B.Tech in Computer Science and Engineering (Data Science)
is a four-year undergraduate program that started with an intake of 60 in 2022 and combines the study of traditional computer science with the principles and techniques of data science.
The program typically covers a broad range of topics in computer science, including data structures, algorithms, problem-solving techniques, programming languages, operating systems, and computer networks. In addition, the program may include courses on Data Science and Machine Learning (ML) topics such as statistical analysis, data visualization, database systems, data mining, data analytics, big data technologies, machine learning algorithms, business intelligence, and more.
In this program, the students have the great opportunity to gain practical experience through lab work, projects, internships, capstone projects, research and other experiential learning. It helps them to apply the concepts and techniques they have learned to real-world problems and gain hands-on experience working with large datasets and using data science tools and techniques.

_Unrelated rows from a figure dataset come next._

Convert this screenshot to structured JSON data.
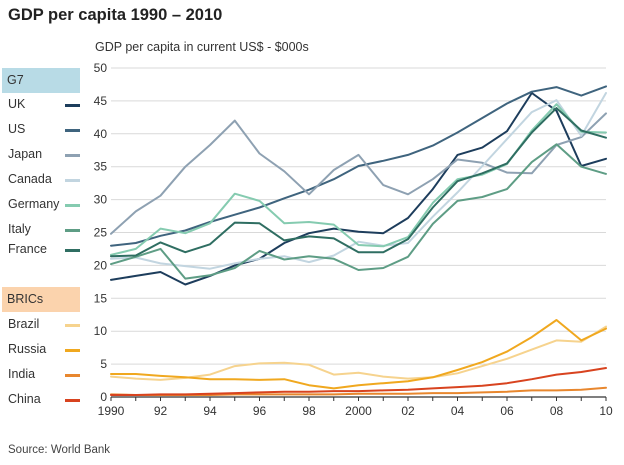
{
  "page": {
    "title": "GDP per capita 1990 – 2010",
    "source": "Source: World Bank"
  },
  "legend": {
    "group1_title": "G7",
    "group2_title": "BRICs"
  },
  "chart_data": {
    "type": "line",
    "title": "GDP per capita 1990 – 2010",
    "ylabel": "GDP per capita in current US$ - $000s",
    "xlabel": "",
    "x": [
      1990,
      1991,
      1992,
      1993,
      1994,
      1995,
      1996,
      1997,
      1998,
      1999,
      2000,
      2001,
      2002,
      2003,
      2004,
      2005,
      2006,
      2007,
      2008,
      2009,
      2010
    ],
    "xticks": [
      1990,
      1992,
      1994,
      1996,
      1998,
      2000,
      2002,
      2004,
      2006,
      2008,
      2010
    ],
    "xtick_labels": [
      "1990",
      "92",
      "94",
      "96",
      "98",
      "2000",
      "02",
      "04",
      "06",
      "08",
      "10"
    ],
    "ylim": [
      0,
      50
    ],
    "yticks": [
      0,
      5,
      10,
      15,
      20,
      25,
      30,
      35,
      40,
      45,
      50
    ],
    "ytick_labels": [
      "0",
      "5",
      "10",
      "15",
      "20",
      "25",
      "30",
      "35",
      "40",
      "45",
      "50"
    ],
    "grid": "horizontal",
    "series": [
      {
        "name": "UK",
        "group": "G7",
        "color": "#1d3d5c",
        "values": [
          17.8,
          18.4,
          19.0,
          17.1,
          18.4,
          20.0,
          21.0,
          23.4,
          24.9,
          25.6,
          25.1,
          24.9,
          27.2,
          31.6,
          36.8,
          37.9,
          40.4,
          46.2,
          43.5,
          35.1,
          36.2
        ]
      },
      {
        "name": "US",
        "group": "G7",
        "color": "#3f647e",
        "values": [
          23.0,
          23.4,
          24.5,
          25.3,
          26.6,
          27.7,
          28.8,
          30.2,
          31.5,
          33.1,
          35.1,
          35.9,
          36.8,
          38.2,
          40.2,
          42.4,
          44.6,
          46.4,
          47.1,
          45.8,
          47.2
        ]
      },
      {
        "name": "Japan",
        "group": "G7",
        "color": "#8ea1b2",
        "values": [
          24.8,
          28.2,
          30.6,
          35.0,
          38.3,
          42.0,
          37.0,
          34.3,
          30.8,
          34.5,
          36.8,
          32.2,
          30.8,
          33.1,
          36.1,
          35.6,
          34.1,
          34.0,
          38.3,
          39.5,
          43.1
        ]
      },
      {
        "name": "Canada",
        "group": "G7",
        "color": "#c2d5e0",
        "values": [
          21.0,
          21.2,
          20.3,
          19.9,
          19.5,
          20.3,
          21.0,
          21.4,
          20.5,
          21.5,
          23.6,
          23.0,
          23.4,
          27.4,
          31.1,
          35.1,
          39.2,
          43.3,
          45.1,
          39.7,
          46.2
        ]
      },
      {
        "name": "Germany",
        "group": "G7",
        "color": "#85cbb0",
        "values": [
          21.6,
          22.5,
          25.6,
          24.9,
          26.4,
          30.9,
          29.8,
          26.4,
          26.6,
          26.2,
          23.1,
          22.9,
          24.3,
          29.5,
          33.1,
          33.8,
          35.4,
          40.5,
          44.5,
          40.3,
          40.2
        ]
      },
      {
        "name": "Italy",
        "group": "G7",
        "color": "#5e9d85",
        "values": [
          20.2,
          21.3,
          22.5,
          18.0,
          18.5,
          19.6,
          22.2,
          20.9,
          21.4,
          21.0,
          19.3,
          19.6,
          21.3,
          26.3,
          29.8,
          30.4,
          31.6,
          35.7,
          38.4,
          35.0,
          33.9
        ]
      },
      {
        "name": "France",
        "group": "G7",
        "color": "#2f6e62",
        "values": [
          21.4,
          21.5,
          23.5,
          22.0,
          23.2,
          26.5,
          26.4,
          23.8,
          24.4,
          24.1,
          22.0,
          22.0,
          24.0,
          28.8,
          32.8,
          34.0,
          35.5,
          40.2,
          43.9,
          40.5,
          39.4
        ]
      },
      {
        "name": "Brazil",
        "group": "BRICs",
        "color": "#f6d38e",
        "values": [
          3.1,
          2.8,
          2.6,
          2.9,
          3.4,
          4.7,
          5.1,
          5.2,
          4.9,
          3.4,
          3.7,
          3.1,
          2.8,
          3.0,
          3.6,
          4.7,
          5.8,
          7.2,
          8.6,
          8.4,
          10.7
        ]
      },
      {
        "name": "Russia",
        "group": "BRICs",
        "color": "#f0a81f",
        "values": [
          3.5,
          3.5,
          3.2,
          3.0,
          2.7,
          2.7,
          2.6,
          2.7,
          1.8,
          1.3,
          1.8,
          2.1,
          2.4,
          3.0,
          4.1,
          5.3,
          6.9,
          9.1,
          11.7,
          8.6,
          10.4
        ]
      },
      {
        "name": "India",
        "group": "BRICs",
        "color": "#e8872e",
        "values": [
          0.4,
          0.3,
          0.3,
          0.3,
          0.3,
          0.4,
          0.4,
          0.4,
          0.4,
          0.4,
          0.5,
          0.5,
          0.5,
          0.6,
          0.6,
          0.7,
          0.8,
          1.0,
          1.0,
          1.1,
          1.4
        ]
      },
      {
        "name": "China",
        "group": "BRICs",
        "color": "#d8431f",
        "values": [
          0.3,
          0.3,
          0.4,
          0.4,
          0.5,
          0.6,
          0.7,
          0.8,
          0.8,
          0.9,
          0.9,
          1.0,
          1.1,
          1.3,
          1.5,
          1.7,
          2.1,
          2.7,
          3.4,
          3.8,
          4.4
        ]
      }
    ]
  }
}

Graduates of this program may work in various industries, including technology, finance, healthcare, retail, transportation, manufacturing, energy, agriculture, marketing, cyber-security, government and more. Opportunities like data scientists, machine learning engineers, business intelligence analysts, data engineers, software developers, or other roles involve designing and implementing intelligent systems. They may also pursue further studies in post-graduate programs in Data Science, AI, ML or related fields.

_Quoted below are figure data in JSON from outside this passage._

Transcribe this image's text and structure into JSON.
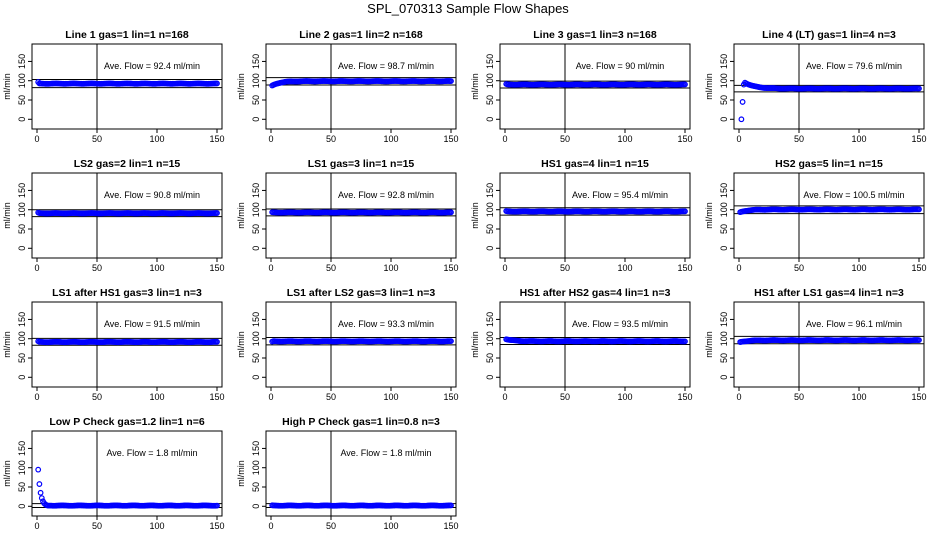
{
  "page": {
    "title": "SPL_070313  Sample Flow Shapes"
  },
  "style": {
    "point_color": "#0000ff",
    "axis_color": "#000000"
  },
  "chart_data": [
    {
      "type": "scatter",
      "title": "Line 1 gas=1 lin=1 n=168",
      "ylabel": "ml/min",
      "annotation": "Ave. Flow = 92.4  ml/min",
      "xlim": [
        0,
        150
      ],
      "ylim": [
        -20,
        190
      ],
      "xticks": [
        0,
        50,
        100,
        150
      ],
      "yticks": [
        0,
        50,
        100,
        150
      ],
      "vline_x": 50,
      "hlines_y": [
        82,
        103
      ],
      "shape": "flat",
      "level": 92.4,
      "start_value": 96
    },
    {
      "type": "scatter",
      "title": "Line 2 gas=1 lin=2 n=168",
      "ylabel": "ml/min",
      "annotation": "Ave. Flow = 98.7  ml/min",
      "xlim": [
        0,
        150
      ],
      "ylim": [
        -20,
        190
      ],
      "xticks": [
        0,
        50,
        100,
        150
      ],
      "yticks": [
        0,
        50,
        100,
        150
      ],
      "vline_x": 50,
      "hlines_y": [
        89,
        108
      ],
      "shape": "rise",
      "level": 98.7,
      "start_value": 85
    },
    {
      "type": "scatter",
      "title": "Line 3 gas=1 lin=3 n=168",
      "ylabel": "ml/min",
      "annotation": "Ave. Flow = 90  ml/min",
      "xlim": [
        0,
        150
      ],
      "ylim": [
        -20,
        190
      ],
      "xticks": [
        0,
        50,
        100,
        150
      ],
      "yticks": [
        0,
        50,
        100,
        150
      ],
      "vline_x": 50,
      "hlines_y": [
        81,
        99
      ],
      "shape": "flat",
      "level": 90,
      "start_value": 91
    },
    {
      "type": "scatter",
      "title": "Line 4 (LT) gas=1 lin=4 n=3",
      "ylabel": "ml/min",
      "annotation": "Ave. Flow = 79.6  ml/min",
      "xlim": [
        0,
        150
      ],
      "ylim": [
        -20,
        190
      ],
      "xticks": [
        0,
        50,
        100,
        150
      ],
      "yticks": [
        0,
        50,
        100,
        150
      ],
      "vline_x": 50,
      "hlines_y": [
        71,
        88
      ],
      "shape": "spike",
      "level": 79.6,
      "start_value": 0
    },
    {
      "type": "scatter",
      "title": "LS2 gas=2 lin=1 n=15",
      "ylabel": "ml/min",
      "annotation": "Ave. Flow = 90.8  ml/min",
      "xlim": [
        0,
        150
      ],
      "ylim": [
        -20,
        190
      ],
      "xticks": [
        0,
        50,
        100,
        150
      ],
      "yticks": [
        0,
        50,
        100,
        150
      ],
      "vline_x": 50,
      "hlines_y": [
        82,
        100
      ],
      "shape": "flat",
      "level": 90.8,
      "start_value": 92
    },
    {
      "type": "scatter",
      "title": "LS1 gas=3 lin=1 n=15",
      "ylabel": "ml/min",
      "annotation": "Ave. Flow = 92.8  ml/min",
      "xlim": [
        0,
        150
      ],
      "ylim": [
        -20,
        190
      ],
      "xticks": [
        0,
        50,
        100,
        150
      ],
      "yticks": [
        0,
        50,
        100,
        150
      ],
      "vline_x": 50,
      "hlines_y": [
        84,
        102
      ],
      "shape": "flat",
      "level": 92.8,
      "start_value": 93
    },
    {
      "type": "scatter",
      "title": "HS1 gas=4 lin=1 n=15",
      "ylabel": "ml/min",
      "annotation": "Ave. Flow = 95.4  ml/min",
      "xlim": [
        0,
        150
      ],
      "ylim": [
        -20,
        190
      ],
      "xticks": [
        0,
        50,
        100,
        150
      ],
      "yticks": [
        0,
        50,
        100,
        150
      ],
      "vline_x": 50,
      "hlines_y": [
        86,
        105
      ],
      "shape": "flat",
      "level": 95.4,
      "start_value": 96
    },
    {
      "type": "scatter",
      "title": "HS2 gas=5 lin=1 n=15",
      "ylabel": "ml/min",
      "annotation": "Ave. Flow = 100.5  ml/min",
      "xlim": [
        0,
        150
      ],
      "ylim": [
        -20,
        190
      ],
      "xticks": [
        0,
        50,
        100,
        150
      ],
      "yticks": [
        0,
        50,
        100,
        150
      ],
      "vline_x": 50,
      "hlines_y": [
        90,
        110
      ],
      "shape": "rise",
      "level": 100.5,
      "start_value": 92
    },
    {
      "type": "scatter",
      "title": "LS1 after HS1 gas=3 lin=1 n=3",
      "ylabel": "ml/min",
      "annotation": "Ave. Flow = 91.5  ml/min",
      "xlim": [
        0,
        150
      ],
      "ylim": [
        -20,
        190
      ],
      "xticks": [
        0,
        50,
        100,
        150
      ],
      "yticks": [
        0,
        50,
        100,
        150
      ],
      "vline_x": 50,
      "hlines_y": [
        83,
        101
      ],
      "shape": "flat",
      "level": 91.5,
      "start_value": 93
    },
    {
      "type": "scatter",
      "title": "LS1 after LS2 gas=3 lin=1 n=3",
      "ylabel": "ml/min",
      "annotation": "Ave. Flow = 93.3  ml/min",
      "xlim": [
        0,
        150
      ],
      "ylim": [
        -20,
        190
      ],
      "xticks": [
        0,
        50,
        100,
        150
      ],
      "yticks": [
        0,
        50,
        100,
        150
      ],
      "vline_x": 50,
      "hlines_y": [
        84,
        103
      ],
      "shape": "flat",
      "level": 93.3,
      "start_value": 92
    },
    {
      "type": "scatter",
      "title": "HS1 after HS2 gas=4 lin=1 n=3",
      "ylabel": "ml/min",
      "annotation": "Ave. Flow = 93.5  ml/min",
      "xlim": [
        0,
        150
      ],
      "ylim": [
        -20,
        190
      ],
      "xticks": [
        0,
        50,
        100,
        150
      ],
      "yticks": [
        0,
        50,
        100,
        150
      ],
      "vline_x": 50,
      "hlines_y": [
        85,
        103
      ],
      "shape": "decay",
      "level": 93.5,
      "start_value": 100
    },
    {
      "type": "scatter",
      "title": "HS1 after LS1 gas=4 lin=1 n=3",
      "ylabel": "ml/min",
      "annotation": "Ave. Flow = 96.1  ml/min",
      "xlim": [
        0,
        150
      ],
      "ylim": [
        -20,
        190
      ],
      "xticks": [
        0,
        50,
        100,
        150
      ],
      "yticks": [
        0,
        50,
        100,
        150
      ],
      "vline_x": 50,
      "hlines_y": [
        87,
        106
      ],
      "shape": "rise",
      "level": 96.1,
      "start_value": 90
    },
    {
      "type": "scatter",
      "title": "Low P Check gas=1.2 lin=1 n=6",
      "ylabel": "ml/min",
      "annotation": "Ave. Flow =  1.8  ml/min",
      "xlim": [
        0,
        150
      ],
      "ylim": [
        -20,
        190
      ],
      "xticks": [
        0,
        50,
        100,
        150
      ],
      "yticks": [
        0,
        50,
        100,
        150
      ],
      "vline_x": 50,
      "hlines_y": [
        -3,
        7
      ],
      "shape": "lowspike",
      "level": 1.8,
      "start_value": 95
    },
    {
      "type": "scatter",
      "title": "High P Check gas=1 lin=0.8 n=3",
      "ylabel": "ml/min",
      "annotation": "Ave. Flow =  1.8  ml/min",
      "xlim": [
        0,
        150
      ],
      "ylim": [
        -20,
        190
      ],
      "xticks": [
        0,
        50,
        100,
        150
      ],
      "yticks": [
        0,
        50,
        100,
        150
      ],
      "vline_x": 50,
      "hlines_y": [
        -3,
        7
      ],
      "shape": "flat",
      "level": 1.8,
      "start_value": 2
    }
  ]
}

Some of the industries where data scientists are in high demand include:
- Technology: Technology companies, such as Facebook, Apple, Amazon, Netflix, Google, and other top tech companies, hire data scientists to work on various projects, including search algorithms, advertising systems, and recommendation engines.
- Finance: Financial institutions such as banks, hedge funds, and insurance companies use data science to support decision-making, detect fraud, predict customer behaviour and develop new financial products.
- Healthcare: Data scientists in healthcare are working on areas such as precision medicine, drug development, patient outcomes analysis, and medical imaging analysis.
- Retail: Retail companies use data science to analyze customer behaviour and sales data to improve marketing and inventory management, forecast demand and optimize pricing.
- Manufacturing and Automotive: Companies in these industries use data science for predictive maintenance, quality control and optimizing their supply chains
- Energy and utilities: Companies in this field use data science to optimize power generation, transmission, and distribution.
- Consulting: Data Science consulting companies work with clients from diverse fields, helping them to leverage data to improve their business operations and strategies.
- Government and non-profit: Data science is also applied in government and non-profit organizations for areas like policy-making, budget allocation and public welfare.
- Media and Advertising: Companies in media and advertising use data science to understand customer preferences and make better ad placement and targeting decisions.
- Cyber security: Companies and organizations that provide cyber security solutions use data science techniques to protect against data breaches, cyber-attacks and data theft.